Ao longo dos anos, Nordeste e Norte têm as maiores taxas de informalidade do Brasil e maior fatia trabalhando por conta própria acima da média nacional, o que tende a explicar a maior percepção de insegurança, diz o Ibre.
Ainda assim, em todo o Brasil, a taxa de informalidade é historicamente alta, sempre na faixa dos 40%, mesmo em momentos de bonança econômica.
Atualmente, segundo o IBGE, a média nacional é de 39% dos trabalhadores na informalidade (mesmo no Sul, a região menos informal, o número fica em 30%). São quase 39 milhões de informais no Brasil, que incluem tanto trabalhadores por conta própria não-formalizados (que não abriram CNPJ) quanto empregados sem carteira assinada.
Em um horizonte de longo prazo, nos próximo três anos, ficar doente ou incapacitado foi apontado como o principal risco para os trabalhadores brasileiros e suas famílias, cenário apontado por 59%. O percentual foi parecido em todas as regiões.
Fatores relativos à renda foram os próximos na lista de maiores riscos. E embora as regiões Sul e Sudeste tenham apontado a estabilidade no emprego atual como provável, essas localidades lideram nas preocupações de longo prazo sobre sua renda.
Já crime ou violência é o quarto risco mais apontado para os entrevistados e suas famílias, com o Sul liderando, com mais de 45% citando esse tema, acima da média nacional de 36%. (Os entrevistados poderiam escolher mais de uma opção na lista de riscos no horizonte.)
Mesmo com os problemas elencados, os brasileiros, de modo geral, se mostraram satisfeitos com o próprio trabalho, diz o Ibre.

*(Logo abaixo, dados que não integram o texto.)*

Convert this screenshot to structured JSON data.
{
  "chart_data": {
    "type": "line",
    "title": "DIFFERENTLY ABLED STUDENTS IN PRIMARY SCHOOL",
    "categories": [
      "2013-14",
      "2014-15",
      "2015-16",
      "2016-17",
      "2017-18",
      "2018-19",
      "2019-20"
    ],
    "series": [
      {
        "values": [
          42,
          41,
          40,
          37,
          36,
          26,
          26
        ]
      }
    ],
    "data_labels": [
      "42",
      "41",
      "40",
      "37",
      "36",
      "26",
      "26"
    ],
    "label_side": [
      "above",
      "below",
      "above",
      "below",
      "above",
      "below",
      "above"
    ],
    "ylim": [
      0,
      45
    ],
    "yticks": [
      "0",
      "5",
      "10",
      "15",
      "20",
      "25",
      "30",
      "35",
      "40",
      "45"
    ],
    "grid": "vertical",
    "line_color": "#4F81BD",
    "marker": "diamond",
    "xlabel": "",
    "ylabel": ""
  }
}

Os mais satisfeitos estão no Sul (só 16,5% insatisfeitos), e as demais regiões ficaram na casa dos 20% a menos de 30% de insatisfação.
A diferença foi no Sudeste, que liderou com quase 34% de insatisfeitos.
Perguntados sobre um ou mais motivos para a insatisfação, o Sudeste foi a região onde mais pessoas (na casa dos 75%) apontaram a “remuneração baixa” como razão, à frente da média nacional (64%).
Ainda em frentes relacionadas à remuneração, os sudestinos também foram os que mais criticaram o “pouco ou nenhum benefício” em suas ocupações, mais que o restante dos brasileiros (quase 50%, ante 43% na média nacional). O Sudeste tem média salarial maior do que as demais regiões, embora o custo de vida seja igualmente elevado em muitos lugares.
No todo, o Nordeste foi o campeão nacional em “satisfação com a vida em geral”, com nota 7,6, frente à média de 7,2 do Brasil. O menos satisfeito foi o Norte (6,8). “Sendo uma região com grande insegurança de renda e com alguma insatisfação em questões trabalhistas importantes, o resultado sugere que a percepção subjetiva de bem-estar na região é determinada por outros fatores”, diz o Ibre.